Reveille for Radicals

The other day I picked up Saul Alinsky's Reveille for Radicals, and despite the fact that he wrote it in 1949, I have found it extraordinarily relevant. It was reprinted in 1969, in a time of rapid political upheaval, similar to today. However different America is today from 60 or 40 years ago, we are again in a time of crisis and in desperate need of clear voices which inspire us to action.

"...the answer to all of the issues facing us will be found in the masses of the people themselves, and nowhere else."

This has always been and will always be true. The top-down systems of power relations that our world operates on today deny the fact that true answers and change come from the bottom up, from those who are most exploited and oppressed. It is from below that mass popular movements are fomented and radical change enacted. Those below have the most interest in change, are the most pissed off and the most disenfranchised. Therefore any group attempting a project of radical community sustainability must necessarily be constituted by and exist within broad popular support bases. It must include all manner of people from all classes, creeds, colors and genders. This means that our little circle of mostly white college age kids must grow to include immigrants, farmers, professors, workers, mothers, the elderly etc. etc.

As it is now most of us rarely come into meaningful contact with anyone outside of our immediate circles of friends, professors, bosses and co-workers. Boone is a very segregated place. Junaluska, a historically black community, is tucked away behind Queen street, and many students have no idea that it exists. Our immigrant/ migrant worker population is practically invisible downtown, many of them living in the trailer parks off of Bamboo St. or by the Loyola St. Community Garden. Just beyond Boone, in the mountain hollers, exists a crushing, pervasive poverty which drives many of the people who live there to endlessly toil in demeaning jobs that barely bring enough money to live a desperate life. And we are heading into times when even those jobs will be even more far and fewer between.

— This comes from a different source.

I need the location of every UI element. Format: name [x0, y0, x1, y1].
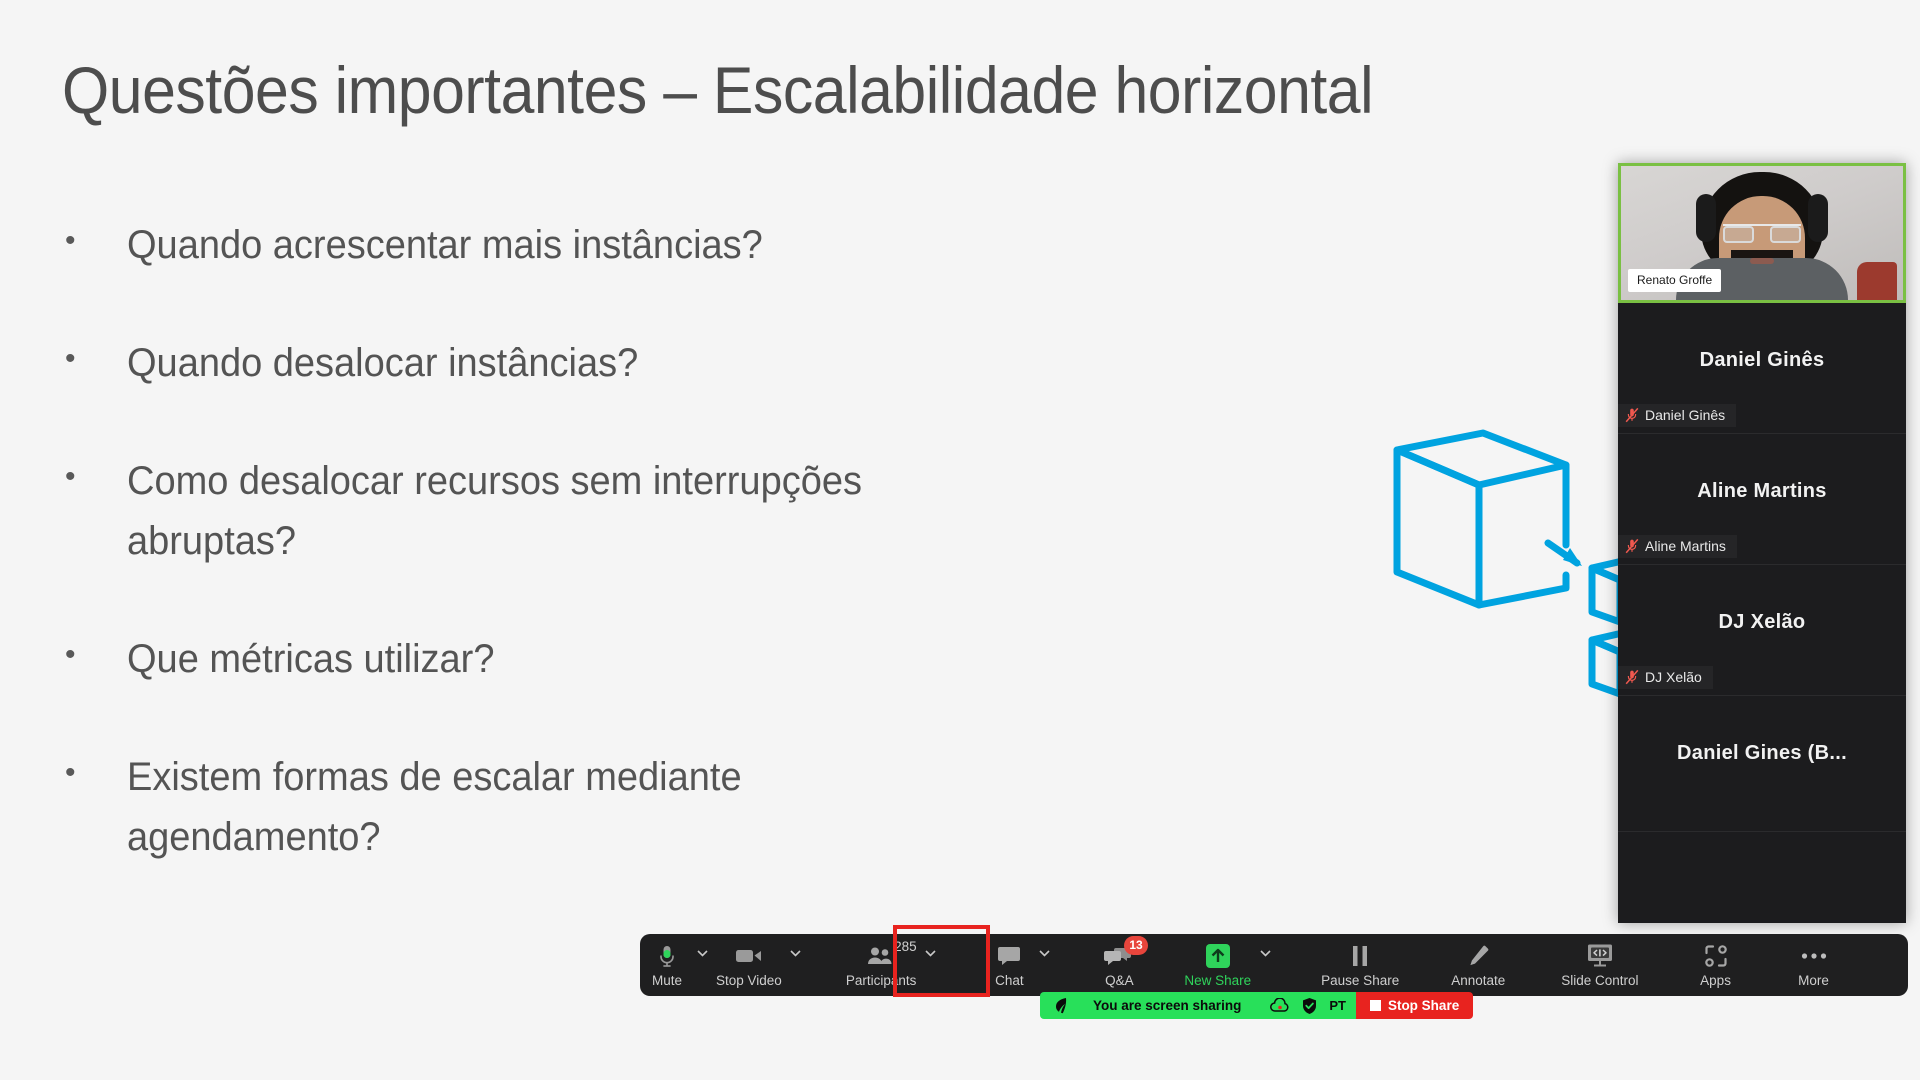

It is necessary for us to educate ourselves on all of the various populations of Boone and the surrounding communitties. Who lives here, what do they do, what do they think about eachother, how do they live? Sure, we can go and research census data and gather all the demographics we want, but we will still be just as far from understanding the diverse and proud communities that comprise Boone. What we need to do is get out and immerse ourselves in these communitites. Not because it is a good organizing strategy but because we have a genuine interest in the lives of our fellow citizens. We must learn to listen, first and foremost. Listen to their daily existence and stories of the past, their visions of the future. We must share time and space and dreams. And then hopefully relationships will emerge. Relationships of trust, mutual understanding and compassion. That is the stuff of a true community, and what makes human existence truly meaningful.